Tuesday, July 11, 2006

Matrix support in Bioclipse

With chemometrics in mind (QSAR, data mining, ...), I have started working on matrix support in Bioclipse, because the matrix is the important step between (bio-)molecular content and statistical analysis. I implemented this such that the actual matrix implementation can be freely chosen, that is, bc_statistical provides a IMatrixImplementation extension point. The plugin bc_jama provides a JAMA based extension for this, but other implementations are possible, and possibly useful.
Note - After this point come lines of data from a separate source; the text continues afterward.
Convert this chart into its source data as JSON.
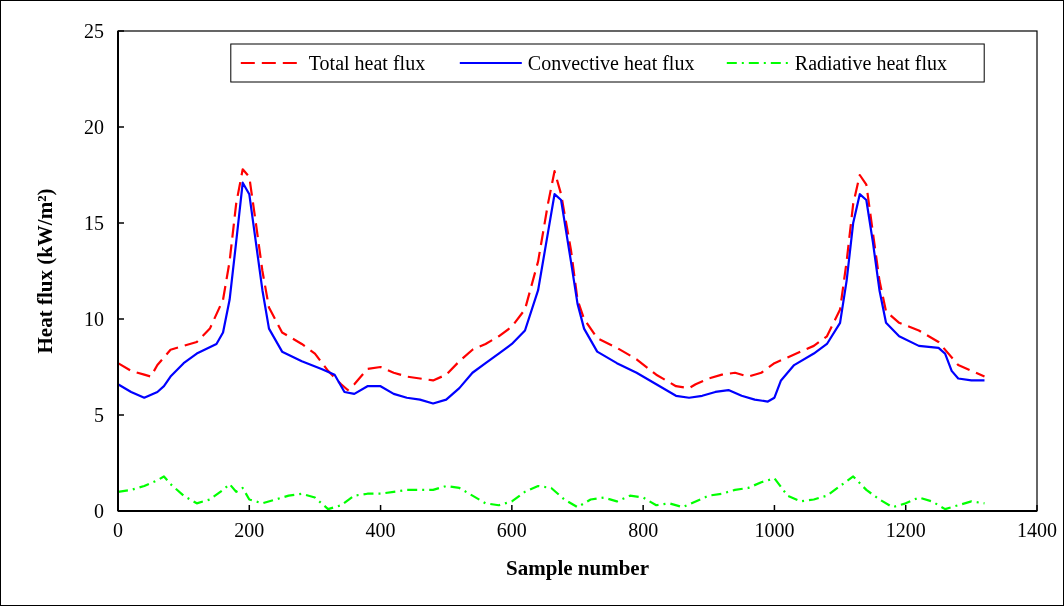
{
  "chart_data": {
    "type": "line",
    "xlabel": "Sample number",
    "ylabel": "Heat flux (kW/m²)",
    "xlim": [
      0,
      1400
    ],
    "xticks": [
      0,
      200,
      400,
      600,
      800,
      1000,
      1200,
      1400
    ],
    "ylim": [
      0,
      25
    ],
    "yticks": [
      0,
      5,
      10,
      15,
      20,
      25
    ],
    "grid": false,
    "legend": "top",
    "marker": "none",
    "series": [
      {
        "name": "Total heat flux",
        "color": "#ff0000",
        "line_style": "dashed",
        "x": [
          0,
          20,
          40,
          50,
          60,
          80,
          100,
          120,
          140,
          160,
          170,
          180,
          190,
          200,
          210,
          220,
          230,
          250,
          280,
          300,
          320,
          340,
          350,
          360,
          380,
          400,
          420,
          440,
          460,
          480,
          500,
          520,
          540,
          560,
          580,
          600,
          620,
          640,
          655,
          665,
          675,
          690,
          700,
          710,
          730,
          760,
          790,
          820,
          850,
          870,
          880,
          900,
          920,
          940,
          960,
          980,
          1000,
          1020,
          1040,
          1060,
          1080,
          1100,
          1110,
          1120,
          1130,
          1140,
          1150,
          1160,
          1170,
          1190,
          1220,
          1250,
          1280,
          1300,
          1320
        ],
        "values": [
          7.7,
          7.3,
          7.1,
          7.0,
          7.6,
          8.4,
          8.6,
          8.8,
          9.5,
          11,
          13,
          16,
          17.8,
          17.4,
          15,
          12.5,
          10.6,
          9.3,
          8.7,
          8.2,
          7.3,
          6.6,
          6.3,
          6.6,
          7.4,
          7.5,
          7.2,
          7.0,
          6.9,
          6.8,
          7.1,
          7.8,
          8.4,
          8.7,
          9.1,
          9.6,
          10.5,
          13,
          16,
          17.7,
          16.5,
          13.6,
          11,
          10.0,
          9.0,
          8.5,
          7.9,
          7.1,
          6.5,
          6.4,
          6.6,
          6.9,
          7.1,
          7.2,
          7.0,
          7.2,
          7.7,
          8.0,
          8.3,
          8.6,
          9.1,
          10.5,
          13,
          16,
          17.5,
          17,
          14.5,
          12,
          10.4,
          9.8,
          9.4,
          8.8,
          7.6,
          7.3,
          7.0
        ]
      },
      {
        "name": "Convective heat flux",
        "color": "#0000ff",
        "line_style": "solid",
        "x": [
          0,
          20,
          40,
          60,
          70,
          80,
          100,
          120,
          150,
          160,
          170,
          180,
          190,
          200,
          210,
          220,
          230,
          250,
          280,
          310,
          330,
          345,
          360,
          380,
          400,
          420,
          440,
          460,
          480,
          500,
          520,
          540,
          560,
          580,
          600,
          620,
          640,
          655,
          665,
          675,
          690,
          700,
          710,
          730,
          760,
          790,
          820,
          850,
          870,
          890,
          910,
          930,
          950,
          970,
          990,
          1000,
          1010,
          1030,
          1060,
          1080,
          1100,
          1110,
          1120,
          1130,
          1140,
          1150,
          1160,
          1170,
          1190,
          1220,
          1250,
          1260,
          1270,
          1280,
          1300,
          1320
        ],
        "values": [
          6.6,
          6.2,
          5.9,
          6.2,
          6.5,
          7.0,
          7.7,
          8.2,
          8.7,
          9.3,
          11,
          14,
          17.1,
          16.5,
          14,
          11.5,
          9.5,
          8.3,
          7.8,
          7.4,
          7.1,
          6.2,
          6.1,
          6.5,
          6.5,
          6.1,
          5.9,
          5.8,
          5.6,
          5.8,
          6.4,
          7.2,
          7.7,
          8.2,
          8.7,
          9.4,
          11.5,
          14.5,
          16.5,
          16.2,
          13,
          10.8,
          9.5,
          8.3,
          7.7,
          7.2,
          6.6,
          6.0,
          5.9,
          6.0,
          6.2,
          6.3,
          6.0,
          5.8,
          5.7,
          5.9,
          6.8,
          7.6,
          8.2,
          8.7,
          9.8,
          12,
          15,
          16.5,
          16.2,
          14,
          11.5,
          9.8,
          9.1,
          8.6,
          8.5,
          8.2,
          7.3,
          6.9,
          6.8,
          6.8
        ]
      },
      {
        "name": "Radiative heat flux",
        "color": "#00ff00",
        "line_style": "dotted",
        "x": [
          0,
          20,
          40,
          60,
          70,
          80,
          100,
          120,
          140,
          160,
          170,
          180,
          190,
          200,
          220,
          240,
          260,
          280,
          300,
          320,
          340,
          360,
          380,
          400,
          420,
          440,
          460,
          480,
          500,
          520,
          540,
          560,
          580,
          600,
          620,
          640,
          660,
          680,
          700,
          720,
          740,
          760,
          780,
          800,
          820,
          840,
          860,
          880,
          900,
          920,
          940,
          960,
          980,
          1000,
          1020,
          1040,
          1060,
          1080,
          1100,
          1120,
          1140,
          1160,
          1180,
          1200,
          1220,
          1240,
          1260,
          1280,
          1300,
          1320
        ],
        "values": [
          1.0,
          1.1,
          1.3,
          1.6,
          1.8,
          1.4,
          0.8,
          0.4,
          0.6,
          1.1,
          1.4,
          1.0,
          1.2,
          0.6,
          0.4,
          0.6,
          0.8,
          0.9,
          0.7,
          0.1,
          0.3,
          0.8,
          0.9,
          0.9,
          1.0,
          1.1,
          1.1,
          1.1,
          1.3,
          1.2,
          0.8,
          0.4,
          0.3,
          0.5,
          1.0,
          1.3,
          1.2,
          0.6,
          0.2,
          0.6,
          0.7,
          0.5,
          0.8,
          0.7,
          0.3,
          0.4,
          0.2,
          0.5,
          0.8,
          0.9,
          1.1,
          1.2,
          1.5,
          1.7,
          0.8,
          0.5,
          0.6,
          0.8,
          1.3,
          1.8,
          1.1,
          0.6,
          0.2,
          0.4,
          0.7,
          0.5,
          0.1,
          0.3,
          0.5,
          0.4
        ]
      }
    ]
  }
}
The second component provided by the new statistics plugin, is the MatrixResource, a BioResource for documents (e.g. files on the harddisk) that represent a matrix. However, Bioclipse can create such matrices on the fly too, and these do not necessarily have to be stored on disk, as is general for BioResource's. This makes it possible for other plugins to create matrices from other resources: for example, the CDK plugin can now have an action that converts a SDF file into a QSAR data matrix.

The MatrixResource can be edited using a plain text editor, and a more visually attractive graphical editor based on the KTable SWT widget:

The next step is to work on column and row names, and replace those uninformative X's. As you can see in the Properties View, I also need to tweak adding and removing advanced properties a bit. And then it is time to have the CDK plugin create a QSAR data matrix.